La littérature étrangère représente 75% des publications Phébus. Ce domaine a permis de faire connaître au lecteur français le Chilien Francisco Coloane, le Hongrois Miklos Szentkuthy, l'Irlandais William Trevor, l'Anglais Charles Palliser. "Cette littérature s'est imposée d'elle-même. Pendant dix ans, nous avons refusé d'ouvrir une collection de romans français parce que nous recevions tous les textes que les autres éditeurs refusaient (Phébus reçoit environ 1 200 manuscrits par an). En plus, pour éditer de la bonne littérature française, il fallait avoir un carnet de chèques ou un carnet d'adresses bien fournis." Le succès de La Mémoire d'un fleuve en 1985 change quelque peu les choses, sans les bouleverser : le lecteur découvre Cédric Morgan ou Marc Trillard (Prix Interallié en 1994 avec Eldorado 51). "La littérature anglaise m'intéresse davantage que la littérature française. Il existe là-bas une véritable fermentation... Les Anglais ont réussi avec le Commonwealth ce que nous sommes peu parvenus à faire avec la francophonie. Et paradoxalement, ils ont appris le métissage après la décolonisation. En France, il y a du beau linge, c'est brodé au petit poil, mais cette littérature sent le renfermé. Son imagination ne va pas plus loin que le mur de la salle de bains!"

L'homme avoue son goût pour l'impertinence, les mal-pensants, les malappris, et son dégoût pour ce qui est consensuel. Il a quelques fiertés, aussi : la qualité de ses traductions - que le Grand prix national de la traduction a déjà récompensée (Nino Frank et René R. Khawam) -, sa typo qu'il considère comme l'une des plus belles de l'édition, sa revue annuelle Caravanes, "sans laquelle, je ne tiendrais pas" (plus de 400 pages, une somptueuse réussite - "comme une vendange tardive, les grains ne sont pas nombreux mais chargés de saveurs"). On peut y ajouter également sa ténacité face aux lois du marché.

Un géant en visite chez les nains

En 1990-1991, Phébus a failli connaître une éclipse durable : près de dix millions de francs de déficit, autant que le chiffre d'affaires annuel de l'époque. Finis les tirages de tête, finis les livres vêtus de vélin, finis les calendriers d'art. Le Seuil entre dans le capital. Sicre se serre la ceinture : il se soumet au Smic pendant cinq ans. Ce plan d'économies ne l'empêchera pourtant pas de sortir cinq volumes (1500 pages) d'un Anglais totalement inconnu, Charles Palliser.

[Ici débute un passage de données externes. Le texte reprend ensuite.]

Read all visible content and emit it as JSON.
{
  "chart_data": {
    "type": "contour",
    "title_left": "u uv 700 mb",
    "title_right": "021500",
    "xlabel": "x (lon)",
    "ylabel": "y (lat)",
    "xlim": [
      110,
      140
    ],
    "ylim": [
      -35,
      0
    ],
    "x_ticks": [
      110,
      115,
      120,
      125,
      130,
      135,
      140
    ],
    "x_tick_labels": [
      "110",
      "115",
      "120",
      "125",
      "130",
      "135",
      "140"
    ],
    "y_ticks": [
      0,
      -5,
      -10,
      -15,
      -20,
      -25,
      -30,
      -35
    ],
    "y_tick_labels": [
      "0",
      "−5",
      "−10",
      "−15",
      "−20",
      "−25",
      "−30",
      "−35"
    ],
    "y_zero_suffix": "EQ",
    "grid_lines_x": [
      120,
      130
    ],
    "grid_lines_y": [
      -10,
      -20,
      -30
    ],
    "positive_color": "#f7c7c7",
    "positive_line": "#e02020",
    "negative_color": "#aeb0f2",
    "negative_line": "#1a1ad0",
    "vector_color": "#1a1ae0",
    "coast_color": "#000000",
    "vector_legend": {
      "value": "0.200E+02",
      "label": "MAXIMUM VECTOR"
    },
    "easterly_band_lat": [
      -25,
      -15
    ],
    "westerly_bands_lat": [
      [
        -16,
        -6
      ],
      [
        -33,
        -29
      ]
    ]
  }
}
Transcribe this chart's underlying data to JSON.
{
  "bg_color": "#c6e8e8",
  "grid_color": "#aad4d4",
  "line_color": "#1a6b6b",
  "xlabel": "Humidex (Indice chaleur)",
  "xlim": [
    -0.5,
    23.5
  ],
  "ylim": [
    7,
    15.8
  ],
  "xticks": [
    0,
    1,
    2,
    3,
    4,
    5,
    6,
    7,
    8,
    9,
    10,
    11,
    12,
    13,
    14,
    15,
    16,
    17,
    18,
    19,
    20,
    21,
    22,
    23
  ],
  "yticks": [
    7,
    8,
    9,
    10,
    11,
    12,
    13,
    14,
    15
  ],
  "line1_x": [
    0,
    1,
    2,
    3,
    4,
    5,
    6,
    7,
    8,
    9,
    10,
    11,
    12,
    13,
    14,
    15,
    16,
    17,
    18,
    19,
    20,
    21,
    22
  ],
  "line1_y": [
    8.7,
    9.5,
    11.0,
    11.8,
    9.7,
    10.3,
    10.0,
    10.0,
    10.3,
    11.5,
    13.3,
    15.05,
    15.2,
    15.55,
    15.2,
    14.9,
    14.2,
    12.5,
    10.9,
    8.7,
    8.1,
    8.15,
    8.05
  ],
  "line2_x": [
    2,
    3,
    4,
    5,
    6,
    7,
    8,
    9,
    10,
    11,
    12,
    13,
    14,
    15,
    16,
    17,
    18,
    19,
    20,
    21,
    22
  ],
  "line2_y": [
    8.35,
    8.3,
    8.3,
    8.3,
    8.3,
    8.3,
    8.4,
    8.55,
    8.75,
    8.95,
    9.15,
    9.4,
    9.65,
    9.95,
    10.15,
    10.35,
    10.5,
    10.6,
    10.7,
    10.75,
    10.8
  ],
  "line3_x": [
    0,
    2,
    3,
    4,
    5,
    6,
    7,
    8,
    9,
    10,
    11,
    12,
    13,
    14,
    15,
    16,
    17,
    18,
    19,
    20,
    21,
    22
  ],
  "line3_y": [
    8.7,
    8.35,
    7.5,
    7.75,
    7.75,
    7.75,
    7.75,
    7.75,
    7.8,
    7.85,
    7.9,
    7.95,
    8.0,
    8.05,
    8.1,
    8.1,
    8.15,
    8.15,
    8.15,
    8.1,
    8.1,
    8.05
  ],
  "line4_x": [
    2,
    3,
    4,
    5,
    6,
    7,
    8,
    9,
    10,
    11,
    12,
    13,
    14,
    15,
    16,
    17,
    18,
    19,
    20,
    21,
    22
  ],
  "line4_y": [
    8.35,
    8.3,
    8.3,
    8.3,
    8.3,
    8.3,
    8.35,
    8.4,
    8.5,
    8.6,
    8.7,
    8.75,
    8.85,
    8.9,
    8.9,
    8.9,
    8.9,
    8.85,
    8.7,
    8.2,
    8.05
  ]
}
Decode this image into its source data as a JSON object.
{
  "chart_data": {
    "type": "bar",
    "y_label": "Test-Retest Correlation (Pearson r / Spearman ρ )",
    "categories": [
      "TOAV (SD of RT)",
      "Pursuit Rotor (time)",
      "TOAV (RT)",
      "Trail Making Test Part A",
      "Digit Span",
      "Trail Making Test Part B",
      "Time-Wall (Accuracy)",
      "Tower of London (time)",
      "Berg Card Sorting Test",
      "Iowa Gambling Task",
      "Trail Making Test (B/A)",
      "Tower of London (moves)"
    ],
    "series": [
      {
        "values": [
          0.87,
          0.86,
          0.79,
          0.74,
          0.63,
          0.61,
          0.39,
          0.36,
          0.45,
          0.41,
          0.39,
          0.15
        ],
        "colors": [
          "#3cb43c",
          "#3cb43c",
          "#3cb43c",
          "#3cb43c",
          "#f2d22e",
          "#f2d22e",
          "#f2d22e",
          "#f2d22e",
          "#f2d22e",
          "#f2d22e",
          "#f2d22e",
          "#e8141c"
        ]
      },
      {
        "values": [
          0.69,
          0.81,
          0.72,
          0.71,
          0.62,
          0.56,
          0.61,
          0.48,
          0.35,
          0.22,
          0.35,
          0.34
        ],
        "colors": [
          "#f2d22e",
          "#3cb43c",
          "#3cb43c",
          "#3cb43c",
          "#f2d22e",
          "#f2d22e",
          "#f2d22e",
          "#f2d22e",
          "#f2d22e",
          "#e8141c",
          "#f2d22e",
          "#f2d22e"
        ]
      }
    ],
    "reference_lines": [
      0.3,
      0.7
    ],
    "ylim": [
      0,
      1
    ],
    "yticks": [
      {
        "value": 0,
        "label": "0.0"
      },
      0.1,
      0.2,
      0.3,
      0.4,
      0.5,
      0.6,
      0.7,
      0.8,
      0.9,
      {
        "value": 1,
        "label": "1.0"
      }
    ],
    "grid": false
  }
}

Sa perspicacité lui donne raison : plus de 60 000 exemplaires ont été vendus du Quinconce.

Côté regrets : celui de ne pas avoir publié le Manuscrit trouvé à Saragosse du Polonais Jan Potocki ("J'ai traversé l'Atlantique en 1985 pour ce livre"), tiré à son origine à quelques exemplaires à Saint-Petersbourg (José Corti le sortira, en grande partie, en 1992); celui également de travailler d'arrache-pied pour faire tourner la boutique ("Je ne pensais pas que ce serait une guerre aussi difficile"). Pour cette raison, le fondateur de Phébus s'est fixé une limite à son développement : être capable de lire tous les livres qu'il publie. Les projets? Ouvrir une collection poches pour valoriser les ouvrages de fonds (80% du chiffre d'affaires de Phébus repose sur les nouveautés...) "Mais pas avant 1998. Si la maison est aujourd'hui bien gérée, la trésorerie reste tendue..." En bon capitaine, Jean-Pierre Sicre sait qu'il faut choisir son temps pour ménager une embarcation. La traversée est si longue.